Yamaguchi Gion Festival!!

A couple hundred men dressed in white boxers, red stamps and hachimaki (stylized bandanas) were already standing in front of Yasakajinja shrine when we arrived at 6 in the afternoon on Monday. The heat of the day was persisting still and a friend graciously gave us an extra hachimaki to wipe the sweat off our faces.

Some wore white tabi boots, some wore sneakers and one was gaijin!

Three girls dresses as Heian beauties with "shaved" eyebrows and red painted dots

We were in good spirits though because one of the largest festivals in Yamaguchi was about to begin: Gion Matsuri. It's apparently modeled after the very large festival in Kyoto around the same time.

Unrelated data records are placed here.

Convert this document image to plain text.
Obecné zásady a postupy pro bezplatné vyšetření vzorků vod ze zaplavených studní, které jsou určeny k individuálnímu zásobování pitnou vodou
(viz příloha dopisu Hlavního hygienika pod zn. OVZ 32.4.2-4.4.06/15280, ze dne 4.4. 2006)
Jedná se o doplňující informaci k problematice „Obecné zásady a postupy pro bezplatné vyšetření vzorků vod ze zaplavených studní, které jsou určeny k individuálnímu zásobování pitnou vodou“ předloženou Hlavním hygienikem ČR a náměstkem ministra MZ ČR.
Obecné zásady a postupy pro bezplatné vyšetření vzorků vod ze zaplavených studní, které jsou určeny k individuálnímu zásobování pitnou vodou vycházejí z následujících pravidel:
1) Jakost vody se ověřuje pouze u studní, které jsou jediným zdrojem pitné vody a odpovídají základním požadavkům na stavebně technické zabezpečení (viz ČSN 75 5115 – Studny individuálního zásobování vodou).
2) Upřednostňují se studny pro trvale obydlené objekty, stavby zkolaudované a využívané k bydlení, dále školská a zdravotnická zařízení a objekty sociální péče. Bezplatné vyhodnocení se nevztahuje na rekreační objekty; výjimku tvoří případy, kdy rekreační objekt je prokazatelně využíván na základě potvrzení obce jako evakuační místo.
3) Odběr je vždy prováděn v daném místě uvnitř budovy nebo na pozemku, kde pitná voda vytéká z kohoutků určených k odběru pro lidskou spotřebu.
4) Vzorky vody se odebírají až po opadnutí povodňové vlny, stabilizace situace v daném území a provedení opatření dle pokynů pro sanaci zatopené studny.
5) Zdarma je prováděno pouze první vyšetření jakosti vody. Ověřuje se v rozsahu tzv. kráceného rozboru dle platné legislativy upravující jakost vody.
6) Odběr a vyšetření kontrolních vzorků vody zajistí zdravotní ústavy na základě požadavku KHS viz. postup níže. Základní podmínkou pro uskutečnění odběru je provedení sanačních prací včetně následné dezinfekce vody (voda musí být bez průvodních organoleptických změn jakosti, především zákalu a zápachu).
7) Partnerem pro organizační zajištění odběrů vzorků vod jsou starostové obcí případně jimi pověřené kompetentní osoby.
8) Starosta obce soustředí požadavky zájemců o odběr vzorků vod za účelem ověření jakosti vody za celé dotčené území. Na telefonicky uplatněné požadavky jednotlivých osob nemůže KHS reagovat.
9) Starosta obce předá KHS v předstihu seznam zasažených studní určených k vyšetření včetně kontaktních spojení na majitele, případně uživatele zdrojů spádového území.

Our version entails the carrying of three portable shrines about 1 or 2 km to another shrine where they stay for one week. The most notable feature is the sagimai or heron dance.

Sagimai, in action

Truthfully, the dance was a bit anticlimatic. Two men dressed as herons walked in a circle slowly flapping their wings interspaced by two more men wearing straw wigs, twirling what looked like black batons (maybe flutes, maybe kendo sticks? not sure). Three live instrumentalists accompanied them (a flute and a couple percussionists), and two adorable eight year old boys in the middle of the whole spectacle hopped twice and hit little double-headed drums strapped to their chests at various intervals.

The best part of the festival for us was watching the multitude of men in white gearing up for their trek around the neighborhood with the portable shrines on their shoulders. Even with twenty or so men carrying the shrine at any given time, and plenty of replacements on hand, they still looked exhausted when we saw them a few hours later depositing the shrines in their resting place for the week.

Tossing the portable shrine in the middle of the street

After the traditional activities, we wandered over to the main shopping area where the street was filled with young people wearing yukatas (summer kimonos), games (ring tosses, catching goldfish) and food vendors (takoyaki, french fries, shaved ice, cotton candy, and hot dogs). We managed to find a vegetarian option for me: osakayaki. It's a grilled dough/egg/spring onion package, covered in sweet okonomiyaki sauce and eaten hot. Yum.

Osakayaki: my new favorite festival food

Tomorrow, the 24th, there's supposed to be the second day of the festival where all the people join in a big dance, but it's cancelled because of the major flooding on Tuesday (don't worry, we live on high ground, but we did cancel classes that day because the roads were flooded). Keep those families in your thoughts and prayers.